PAGI itu, dalam perjalanan sejak pukul enam dari kota Banyuwangi
ke pesantren Blokagung, kami berdua melihat di dekat kota kecil
Jajak ada bendera setengah tiang berkibar. Istriku bertanya,
siapa yang meninggal dunia.
Seperti biasa, aku terus berspekulasi: mungkin lurahnya yang
mati, atau camatnya. Sampai di pesantren Blokagung juga tidak
ada yang tahu.
Jam sebelas baru kami mengetahui beritanya, ketika ada tamu
datang dari kota: Bung Hatta telah pergi meninggalkan kita
semua. Lengkaplah sudah kepergian para proklamator kemerdekaan.
Tokoh ini dahulu agak disalah-fahami gerakan keagamaan Islam di
sini, karena penolakannya yang tegas kepada gagasan negara
theokratis. Bung Hatta bukan bagian dari perjuangan kita,
begitulah kira-kira jalan pikiran berbagai macam gerakan itu.

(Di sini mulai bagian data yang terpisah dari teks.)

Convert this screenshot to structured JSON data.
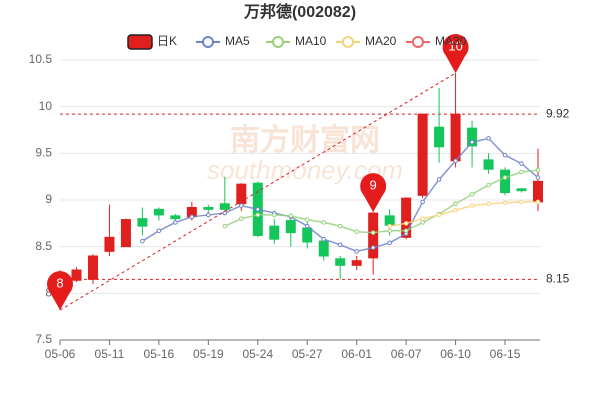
{
  "chart_data": {
    "type": "candlestick",
    "title": "万邦德(002082)",
    "categories": [
      "05-06",
      null,
      null,
      "05-11",
      null,
      null,
      "05-16",
      null,
      null,
      "05-19",
      null,
      null,
      "05-24",
      null,
      null,
      "05-27",
      null,
      null,
      "06-01",
      null,
      null,
      "06-07",
      null,
      null,
      "06-10",
      null,
      null,
      "06-15",
      null,
      null
    ],
    "candle_name": "日K",
    "up_color": "#e01f1f",
    "down_color": "#14c55b",
    "open": [
      8.1,
      8.14,
      8.15,
      8.45,
      8.5,
      8.8,
      8.9,
      8.83,
      8.82,
      8.92,
      8.96,
      8.96,
      9.18,
      8.72,
      8.78,
      8.7,
      8.56,
      8.37,
      8.3,
      8.38,
      8.83,
      8.6,
      9.05,
      9.78,
      9.42,
      9.77,
      9.43,
      9.32,
      9.12,
      8.98
    ],
    "high": [
      8.25,
      8.28,
      8.42,
      8.95,
      8.8,
      8.92,
      8.92,
      8.85,
      8.98,
      8.95,
      9.25,
      9.18,
      9.2,
      8.8,
      8.82,
      8.78,
      8.6,
      8.4,
      8.4,
      8.87,
      8.9,
      9.03,
      9.92,
      10.2,
      10.36,
      9.85,
      9.5,
      9.35,
      9.13,
      9.55
    ],
    "low": [
      7.82,
      8.12,
      8.1,
      8.4,
      8.5,
      8.62,
      8.78,
      8.78,
      8.78,
      8.85,
      8.85,
      8.88,
      8.6,
      8.53,
      8.5,
      8.48,
      8.35,
      8.15,
      8.25,
      8.2,
      8.62,
      8.58,
      9.02,
      9.4,
      9.35,
      9.35,
      9.28,
      9.05,
      9.08,
      8.88
    ],
    "close": [
      8.15,
      8.25,
      8.4,
      8.6,
      8.79,
      8.72,
      8.84,
      8.8,
      8.92,
      8.9,
      8.9,
      9.17,
      8.62,
      8.58,
      8.65,
      8.55,
      8.4,
      8.3,
      8.35,
      8.86,
      8.73,
      9.02,
      9.92,
      9.57,
      9.92,
      9.58,
      9.33,
      9.08,
      9.1,
      9.2
    ],
    "series": [
      {
        "name": "MA5",
        "color": "#6f83c9",
        "values": [
          null,
          null,
          null,
          null,
          null,
          8.56,
          8.67,
          8.76,
          8.82,
          8.84,
          8.86,
          8.94,
          8.9,
          8.86,
          8.82,
          8.72,
          8.58,
          8.52,
          8.45,
          8.49,
          8.54,
          8.64,
          8.98,
          9.22,
          9.42,
          9.62,
          9.66,
          9.48,
          9.39,
          9.24
        ]
      },
      {
        "name": "MA10",
        "color": "#97d17c",
        "values": [
          null,
          null,
          null,
          null,
          null,
          null,
          null,
          null,
          null,
          null,
          8.72,
          8.8,
          8.84,
          8.84,
          8.83,
          8.79,
          8.76,
          8.72,
          8.66,
          8.65,
          8.67,
          8.67,
          8.76,
          8.85,
          8.96,
          9.06,
          9.16,
          9.24,
          9.3,
          9.32
        ]
      },
      {
        "name": "MA20",
        "color": "#f6d27a",
        "values": [
          null,
          null,
          null,
          null,
          null,
          null,
          null,
          null,
          null,
          null,
          null,
          null,
          null,
          null,
          null,
          null,
          null,
          null,
          null,
          null,
          8.72,
          8.75,
          8.8,
          8.84,
          8.89,
          8.94,
          8.96,
          8.97,
          8.98,
          8.98
        ]
      },
      {
        "name": "MA30",
        "color": "#ee6666",
        "values": [
          null,
          null,
          null,
          null,
          null,
          null,
          null,
          null,
          null,
          null,
          null,
          null,
          null,
          null,
          null,
          null,
          null,
          null,
          null,
          null,
          null,
          null,
          null,
          null,
          null,
          null,
          null,
          null,
          null,
          null
        ]
      }
    ],
    "ylim": [
      7.5,
      10.5
    ],
    "yticks": [
      7.5,
      8,
      8.5,
      9,
      9.5,
      10,
      10.5
    ],
    "grid": true,
    "reference_lines": [
      {
        "value": 9.92
      },
      {
        "value": 8.15
      }
    ],
    "markers": [
      {
        "index": 0,
        "value": 7.82,
        "label": "8"
      },
      {
        "index": 19,
        "value": 8.87,
        "label": "9"
      },
      {
        "index": 24,
        "value": 10.36,
        "label": "10"
      }
    ],
    "watermark": {
      "text": "南方财富网",
      "subtext": "southmoney.com"
    }
  }
}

Tetapi di akhir hayatnya, Bung Hatta justru menjadi contoh dari
seorang muslim tulen. Setiap Jumatselalu datang terdahulu,
langsung menuju tempat yang sama di baris pertama. Mobil
bernomor B-17845 menjadi penghias halaman masjid Matraman
Jakarta secara tetap selama tiga puluh tahun.
Ke-santri-an Bung Hatta yang penuh dengan jadwal waktu tetap
untuk beribadat kepada Allah dijadikan contoh yang ditularkan
dari mulut ke mulut, dari guru ke murid. Tidak peduli besarnya
perbedaan jalan pikiran masyarakat yang memenuhi masjid itu
dengan jalan pikiran Bung Hatta sendiri.
Kalau ada yang tidak setuju dengan kerasnya pengeras suara yang
mengumandangkan suara adzan dari masjid tersebut, mungkin Bung
Hatta-lah orang yang pertama akan bersikap demikian. Tetapi
sikapnya untuk berdiam diri di hadapan kenyataan seperti itu
justru dihargai orang di lingkungan itu: pinter ngemong, kata
orang Jawa. Kearifan orang yang telah menemukan hubungannya
sendiri dengan Tuhanna tidak terganggu dengan manifestasi
kehidupan beragama orang banyak di sekitar.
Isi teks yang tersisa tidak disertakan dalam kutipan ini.